Table. Laparoscopic vs open cholecystecomy in patients with acute cholecystitis*
|Outcomes at 1 to 2 mo||Laparoscopic||Open||RRR (95% CI)||NNT (CI)|
|Major complications||0%||23%||100% (—)||5 (3 to 13)|
|Minor complications||3%||19%||84% (6 to 97)||7 (3 to 116)|
*Abbreviations defined in Glossary; RRR, NNT, and CI calculated from data in article.
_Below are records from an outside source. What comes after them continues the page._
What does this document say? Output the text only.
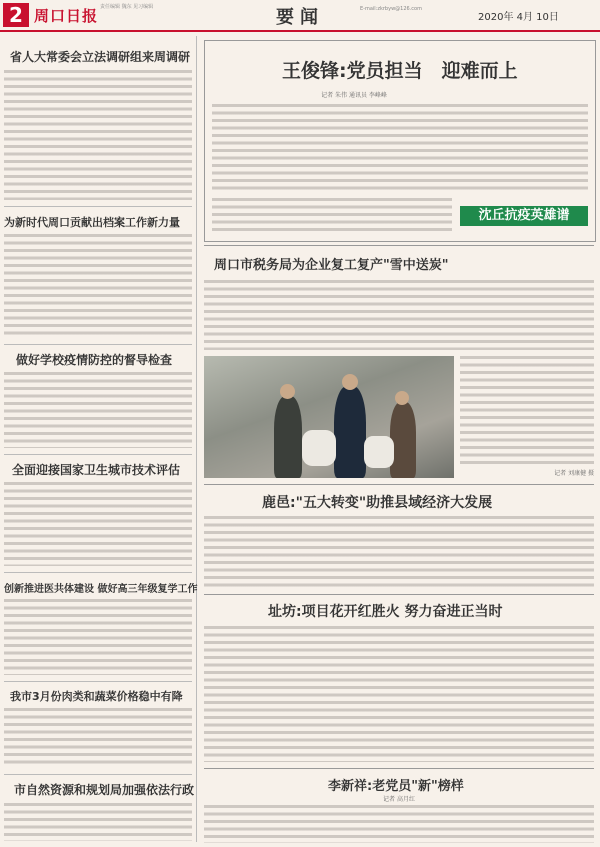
2 周口日报 责任编辑 魏东 见习编辑	要闻	E-mail:zkrbyw@126.com
2020年 4月 10日
省人大常委会立法调研组来周调研
为新时代周口贡献出档案工作新力量
做好学校疫情防控的督导检查
全面迎接国家卫生城市技术评估
创新推进医共体建设 做好高三年级复学工作
我市3月份肉类和蔬菜价格稳中有降
市自然资源和规划局加强依法行政
王俊锋:党员担当　迎难而上
记者 朱伟 通讯员 李峰峰
沈丘抗疫英雄谱
周口市税务局为企业复工复产"雪中送炭"
记者 刘康健 摄
鹿邑:"五大转变"助推县域经济大发展
址坊:项目花开红胜火 努力奋进正当时
李新祥:老党员"新"榜样
记者 高月红
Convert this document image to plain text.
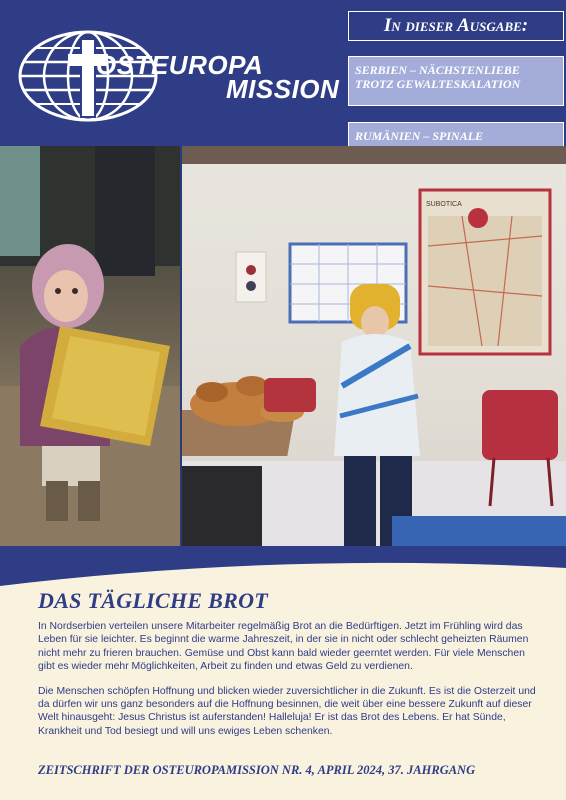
OSTEUROPA
MISSION
In dieser Ausgabe:
SERBIEN – NÄCHSTENLIEBE TROTZ GEWALTESKALATION
RUMÄNIEN – SPINALE
SUBOTICA
DAS TÄGLICHE BROT

In Nordserbien verteilen unsere Mitarbeiter regelmäßig Brot an die Bedürftigen. Jetzt im Frühling wird das Leben für sie leichter. Es beginnt die warme Jahreszeit, in der sie in nicht oder schlecht geheizten Räumen nicht mehr zu frieren brauchen. Gemüse und Obst kann bald wieder geerntet werden. Für viele Menschen gibt es wieder mehr Möglichkeiten, Arbeit zu finden und etwas Geld zu verdienen.

Die Menschen schöpfen Hoffnung und blicken wieder zuversichtlicher in die Zukunft. Es ist die Osterzeit und da dürfen wir uns ganz besonders auf die Hoffnung besinnen, die weit über eine bessere Zukunft auf dieser Welt hinausgeht: Jesus Christus ist auferstanden! Halleluja! Er ist das Brot des Lebens. Er hat Sünde, Krankheit und Tod besiegt und will uns ewiges Leben schenken.

ZEITSCHRIFT DER OSTEUROPAMISSION NR. 4, APRIL 2024, 37. JAHRGANG
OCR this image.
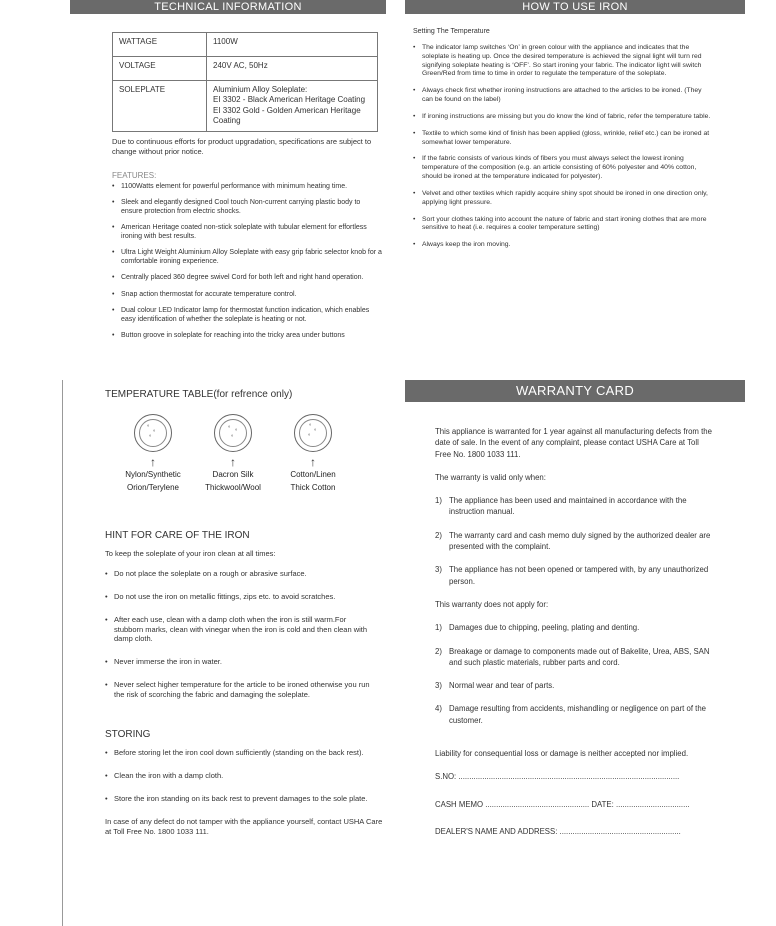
TECHNICAL INFORMATION
WATTAGE	1100W
VOLTAGE	240V AC, 50Hz
SOLEPLATE	Aluminium Alloy Soleplate:
EI 3302 - Black American Heritage Coating
EI 3302 Gold - Golden American Heritage Coating

Due to continuous efforts for product upgradation, specifications are subject to change without prior notice.

FEATURES:
• 1100Watts element for powerful performance with minimum heating time.
• Sleek and elegantly designed Cool touch Non-current carrying plastic body to ensure protection from electric shocks.
• American Heritage coated non-stick soleplate with tubular element for effortless ironing with best results.
• Ultra Light Weight Aluminium Alloy Soleplate with easy grip fabric selector knob for a comfortable ironing experience.
• Centrally placed 360 degree swivel Cord for both left and right hand operation.
• Snap action thermostat for accurate temperature control.
• Dual colour LED Indicator lamp for thermostat function indication, which enables easy identification of whether the soleplate is heating or not.
• Button groove in soleplate for reaching into the tricky area under buttons
HOW TO USE IRON
Setting The Temperature
• The indicator lamp switches ‘On’ in green colour with the appliance and indicates that the soleplate is heating up. Once the desired temperature is achieved the signal light will turn red signifying soleplate heating is ‘OFF’. So start ironing your fabric. The indicator light will switch Green/Red from time to time in order to regulate the temperature of the soleplate.
• Always check first whether ironing instructions are attached to the articles to be ironed. (They can be found on the label)
• If ironing instructions are missing but you do know the kind of fabric, refer the temperature table.
• Textile to which some kind of finish has been applied (gloss, wrinkle, relief etc.) can be ironed at somewhat lower temperature.
• If the fabric consists of various kinds of fibers you must always select the lowest ironing temperature of the composition (e.g. an article consisting of 60% polyester and 40% cotton, should be ironed at the temperature indicated for polyester).
• Velvet and other textiles which rapidly acquire shiny spot should be ironed in one direction only, applying light pressure.
• Sort your clothes taking into account the nature of fabric and start ironing clothes that are more sensitive to heat (i.e. requires a cooler temperature setting)
• Always keep the iron moving.
TEMPERATURE TABLE(for refrence only)
°
°
°
↑
Nylon/Synthetic
Orion/Terylene
° °
°
↑
Dacron Silk
Thickwool/Wool
°
°
°
↑
Cotton/Linen
Thick Cotton
HINT FOR CARE OF THE IRON

To keep the soleplate of your iron clean at all times:

• Do not place the soleplate on a rough or abrasive surface.
• Do not use the iron on metallic fittings, zips etc. to avoid scratches.
• After each use, clean with a damp cloth when the iron is still warm.For stubborn marks, clean with vinegar when the iron is cold and then clean with damp cloth.
• Never immerse the iron in water.
• Never select higher temperature for the article to be ironed otherwise you run the risk of scorching the fabric and damaging the soleplate.
STORING
• Before storing let the iron cool down sufficiently (standing on the back rest).
• Clean the iron with a damp cloth.
• Store the iron standing on its back rest to prevent damages to the sole plate.

In case of any defect do not tamper with the appliance yourself, contact USHA Care at Toll Free No. 1800 1033 111.

WARRANTY CARD

This appliance is warranted for 1 year against all manufacturing defects from the date of sale. In the event of any complaint, please contact USHA Care at Toll Free No. 1800 1033 111.

The warranty is valid only when:

1) The appliance has been used and maintained in accordance with the instruction manual.
2) The warranty card and cash memo duly signed by the authorized dealer are presented with the complaint.
3) The appliance has not been opened or tampered with, by any unauthorized person.

This warranty does not apply for:

1) Damages due to chipping, peeling, plating and denting.
2) Breakage or damage to components made out of Bakelite, Urea, ABS, SAN and such plastic materials, rubber parts and cord.
3) Normal wear and tear of parts.
4) Damage resulting from accidents, mishandling or negligence on part of the customer.

Liability for consequential loss or damage is neither accepted nor implied.

S.NO: ......................................................................................................
CASH MEMO ................................................ DATE: ..................................
DEALER'S NAME AND ADDRESS: ........................................................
This important study by Kiviluoto and colleagues addresses a topical clinical question. In the past 30 years, urgent surgery for acute cholecystitis has been shown to be as safe as elective cholecystectomy. However, many surgeons have been concerned about the safety of laparoscopic cholecystectomy in the presence of acute inflammation. This study addresses this specific question in a randomized controlled trial. The results show that laparoscopic cholecystectomy for acute cholecystitis is technically feasible and safe as long as a high conversion rate to open cholecystectomy is accepted. Indeed, the morbidity rate was substantially lower in patients who had laparoscopic cholecystectomy than in those who had the open procedure.
This study raises 2 concerns. First, in the laparoscopic group, all operations were done by the investigators, who presumably were fully trained consultants. In contrast, the open cholecystectomies were done by staff surgeons and senior residents. The skill mix may have differed substantially among the operating surgeons, and this may have biased the results in favor of the laparoscopic group.
The second concern is about the management of suspected bile duct stones. The authors used different procedures in the 2 groups (endoscopic retrograde cholangiography with or without papillotomy in the laparoscopic group and operative cholangiography with or without formal stone extraction in the open cholecystectomy group). It may have been more appropriate to use the same procedures in both groups because this difference in treatment may have biased the results.
Overall, however, the results of this study are likely to be reliable and confirm what most laparoscopic surgeons already believe to be true.